Coming up: SF & Marin Brewing; The Rest of the East Bay; and Sonoma & Napa.
4 comments:
Excellent write-up, as always Sir Londonporter.
I think you let Pacific Coast Brewing off a bit easy -- there's a very good reason why no one drinks the House Beers there. Shame too, since I used to call out this place by name as an excellent example of an Extract Brewpub. Alas, the `09 NHC in Oakland (at the hotel directly across the street from PCBC) fully displayed the wonkiness of Pacific Coast beers (both House and Guest beers).
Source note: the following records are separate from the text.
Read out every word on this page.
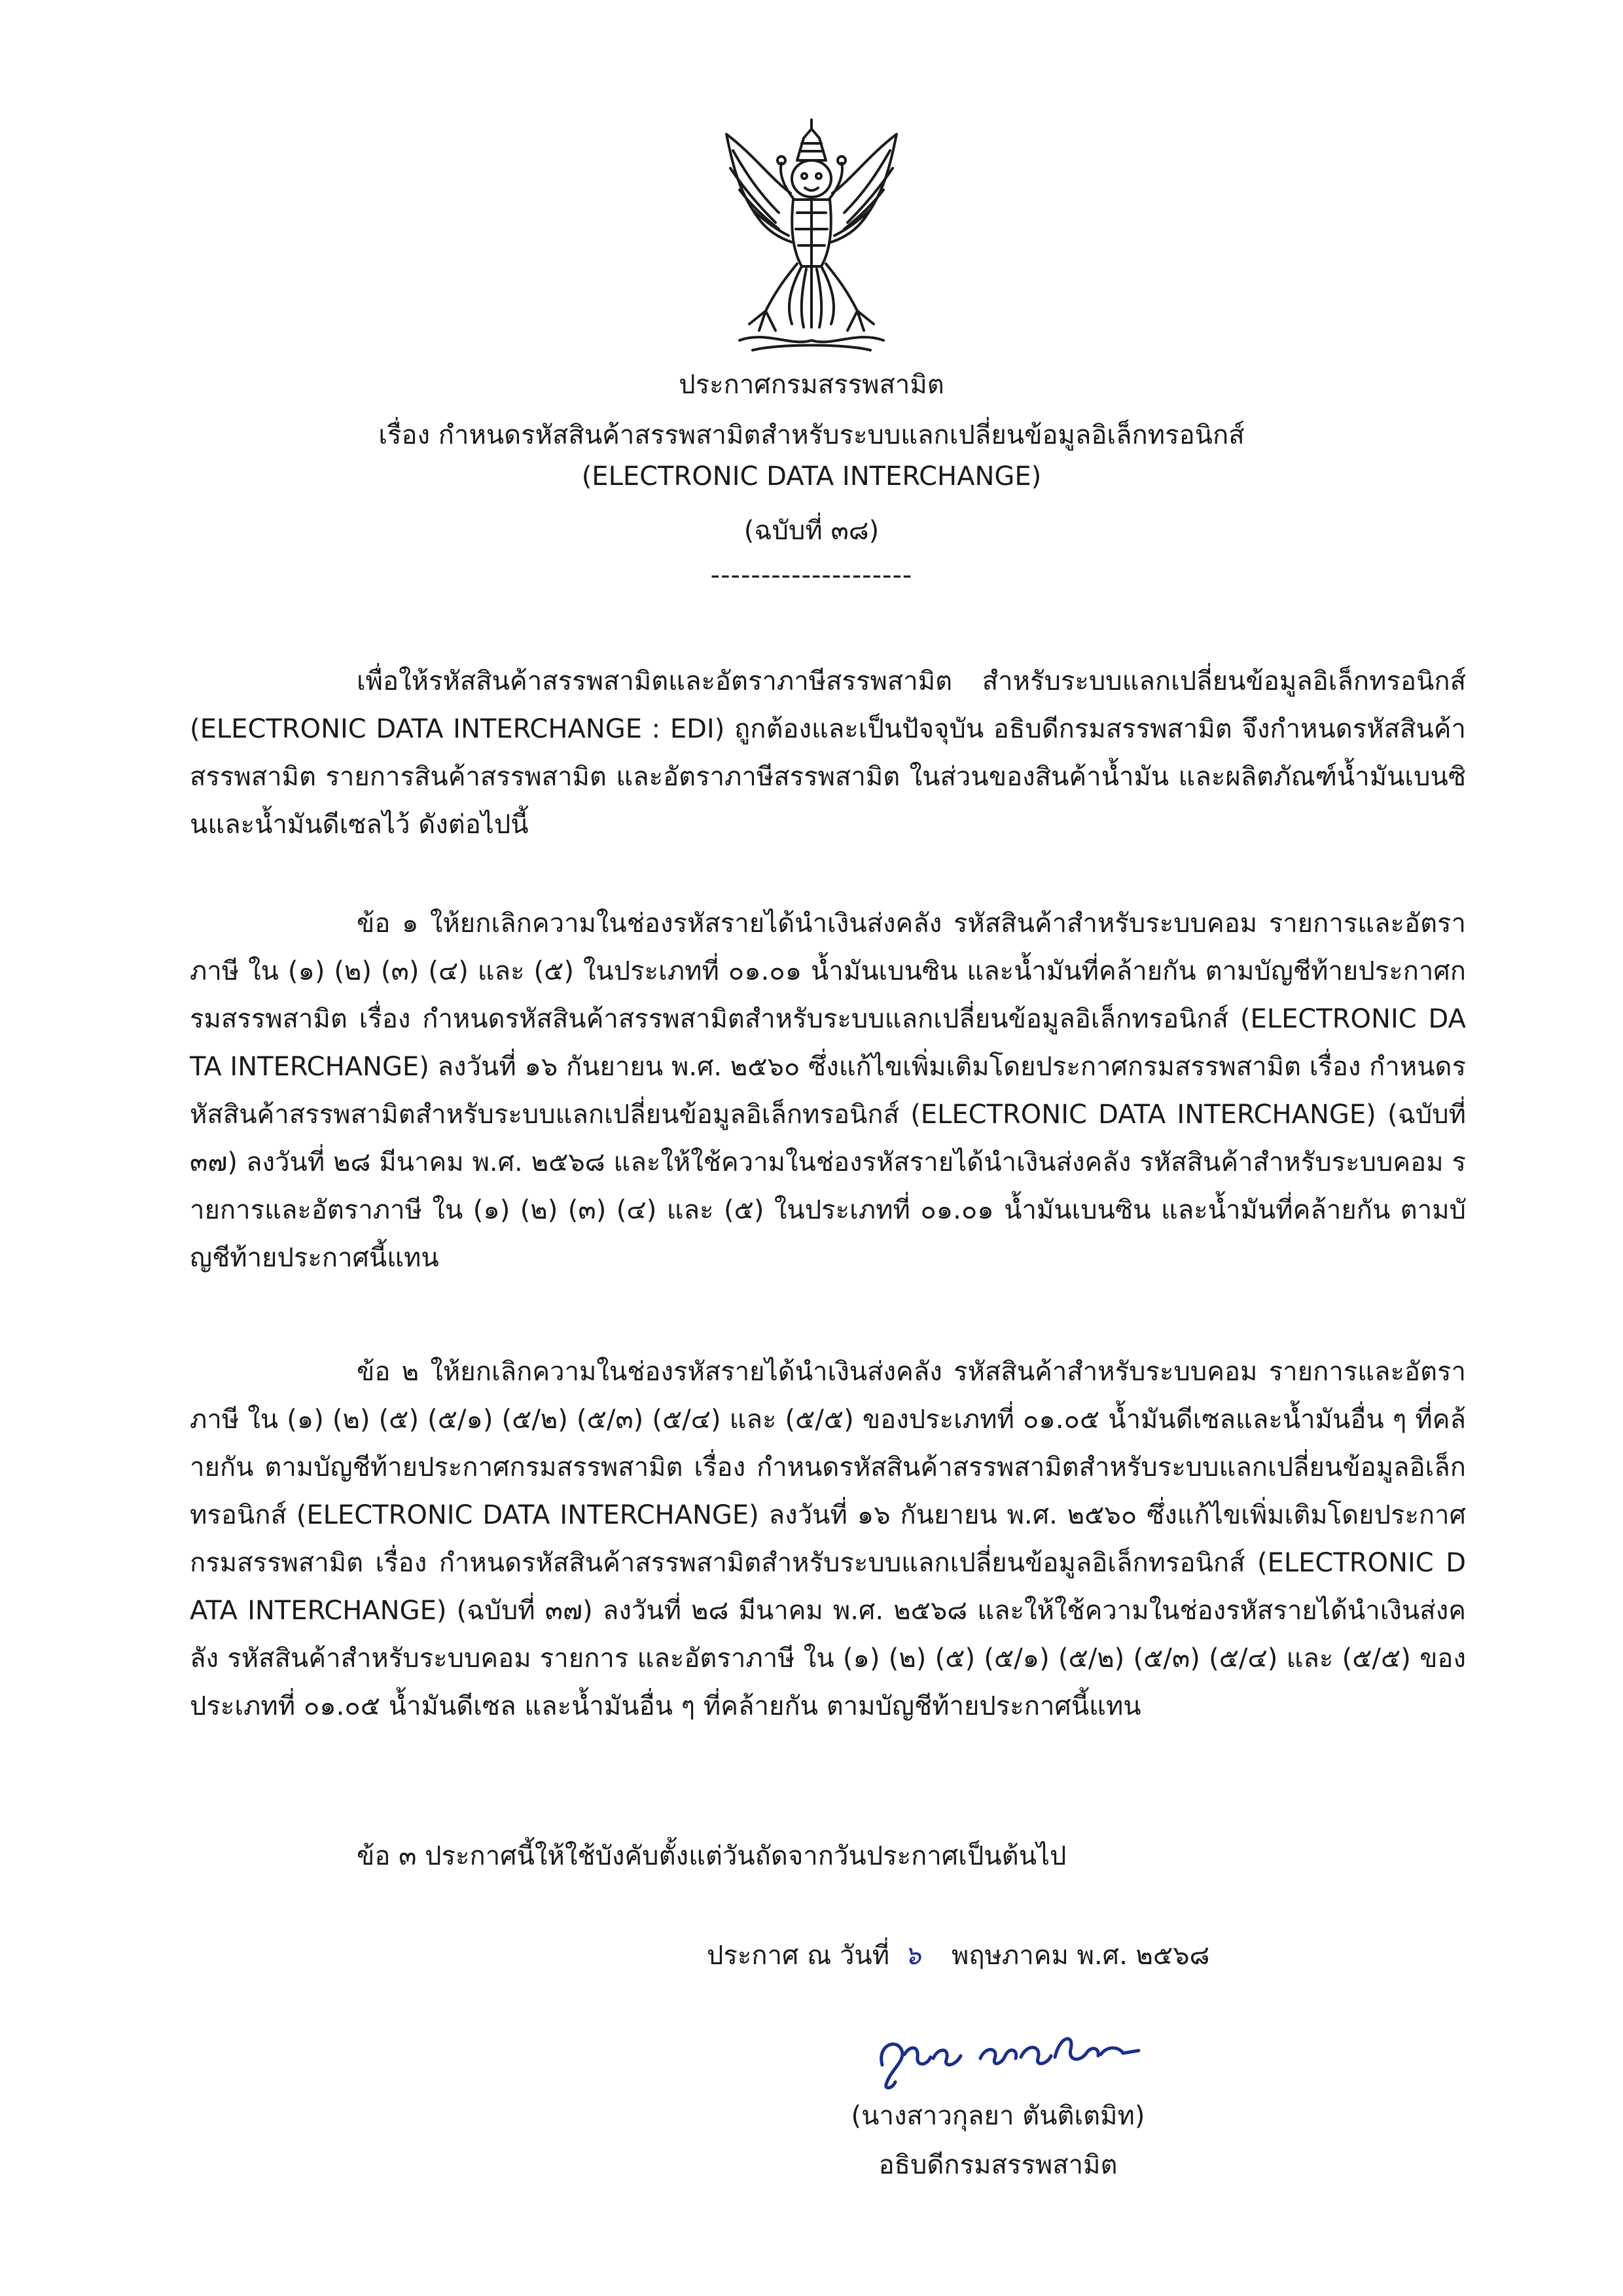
ประกาศกรมสรรพสามิต
เรื่อง กำหนดรหัสสินค้าสรรพสามิตสำหรับระบบแลกเปลี่ยนข้อมูลอิเล็กทรอนิกส์
(ELECTRONIC DATA INTERCHANGE)
(ฉบับที่ ๓๘)
--------------------
เพื่อให้รหัสสินค้าสรรพสามิตและอัตราภาษีสรรพสามิต สำหรับระบบแลกเปลี่ยนข้อมูลอิเล็กทรอนิกส์ (ELECTRONIC DATA INTERCHANGE : EDI) ถูกต้องและเป็นปัจจุบัน อธิบดีกรมสรรพสามิต จึงกำหนดรหัสสินค้าสรรพสามิต รายการสินค้าสรรพสามิต และอัตราภาษีสรรพสามิต ในส่วนของสินค้าน้ำมัน และผลิตภัณฑ์น้ำมันเบนซินและน้ำมันดีเซลไว้ ดังต่อไปนี้
ข้อ ๑ ให้ยกเลิกความในช่องรหัสรายได้นำเงินส่งคลัง รหัสสินค้าสำหรับระบบคอม รายการและอัตราภาษี ใน (๑) (๒) (๓) (๔) และ (๕) ในประเภทที่ ๐๑.๐๑ น้ำมันเบนซิน และน้ำมันที่คล้ายกัน ตามบัญชีท้ายประกาศกรมสรรพสามิต เรื่อง กำหนดรหัสสินค้าสรรพสามิตสำหรับระบบแลกเปลี่ยนข้อมูลอิเล็กทรอนิกส์ (ELECTRONIC DATA INTERCHANGE) ลงวันที่ ๑๖ กันยายน พ.ศ. ๒๕๖๐ ซึ่งแก้ไขเพิ่มเติมโดยประกาศกรมสรรพสามิต เรื่อง กำหนดรหัสสินค้าสรรพสามิตสำหรับระบบแลกเปลี่ยนข้อมูลอิเล็กทรอนิกส์ (ELECTRONIC DATA INTERCHANGE) (ฉบับที่ ๓๗) ลงวันที่ ๒๘ มีนาคม พ.ศ. ๒๕๖๘ และให้ใช้ความในช่องรหัสรายได้นำเงินส่งคลัง รหัสสินค้าสำหรับระบบคอม รายการและอัตราภาษี ใน (๑) (๒) (๓) (๔) และ (๕) ในประเภทที่ ๐๑.๐๑ น้ำมันเบนซิน และน้ำมันที่คล้ายกัน ตามบัญชีท้ายประกาศนี้แทน
ข้อ ๒ ให้ยกเลิกความในช่องรหัสรายได้นำเงินส่งคลัง รหัสสินค้าสำหรับระบบคอม รายการและอัตราภาษี ใน (๑) (๒) (๕) (๕/๑) (๕/๒) (๕/๓) (๕/๔) และ (๕/๕) ของประเภทที่ ๐๑.๐๕ น้ำมันดีเซลและน้ำมันอื่น ๆ ที่คล้ายกัน ตามบัญชีท้ายประกาศกรมสรรพสามิต เรื่อง กำหนดรหัสสินค้าสรรพสามิตสำหรับระบบแลกเปลี่ยนข้อมูลอิเล็กทรอนิกส์ (ELECTRONIC DATA INTERCHANGE) ลงวันที่ ๑๖ กันยายน พ.ศ. ๒๕๖๐ ซึ่งแก้ไขเพิ่มเติมโดยประกาศกรมสรรพสามิต เรื่อง กำหนดรหัสสินค้าสรรพสามิตสำหรับระบบแลกเปลี่ยนข้อมูลอิเล็กทรอนิกส์ (ELECTRONIC DATA INTERCHANGE) (ฉบับที่ ๓๗) ลงวันที่ ๒๘ มีนาคม พ.ศ. ๒๕๖๘ และให้ใช้ความในช่องรหัสรายได้นำเงินส่งคลัง รหัสสินค้าสำหรับระบบคอม รายการ และอัตราภาษี ใน (๑) (๒) (๕) (๕/๑) (๕/๒) (๕/๓) (๕/๔) และ (๕/๕) ของประเภทที่ ๐๑.๐๕ น้ำมันดีเซล และน้ำมันอื่น ๆ ที่คล้ายกัน ตามบัญชีท้ายประกาศนี้แทน
ข้อ ๓ ประกาศนี้ให้ใช้บังคับตั้งแต่วันถัดจากวันประกาศเป็นต้นไป
ประกาศ ณ วันที่ ๖ พฤษภาคม พ.ศ. ๒๕๖๘
(นางสาวกุลยา ตันติเตมิท)
อธิบดีกรมสรรพสามิต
Thankfully O-land has many other options now. And there's always BART to get from there to there.
Cheers,
//TB
Cheers Todd ;-) The convention guy sat next to me at the bar had 3 pints of the Gray Whale Pale Ale while I was in there. He asked me what I was drinking and looked boggle-eyed (no pun intended) when I explained about RRBC.
Just as I was thinking of starting to research my trip to San Fran later in the year and up pops this... Looking forward to the further run down.
You have to understand that with the general obesity in the states, you probably looked like a 14 year old girl! ;-p.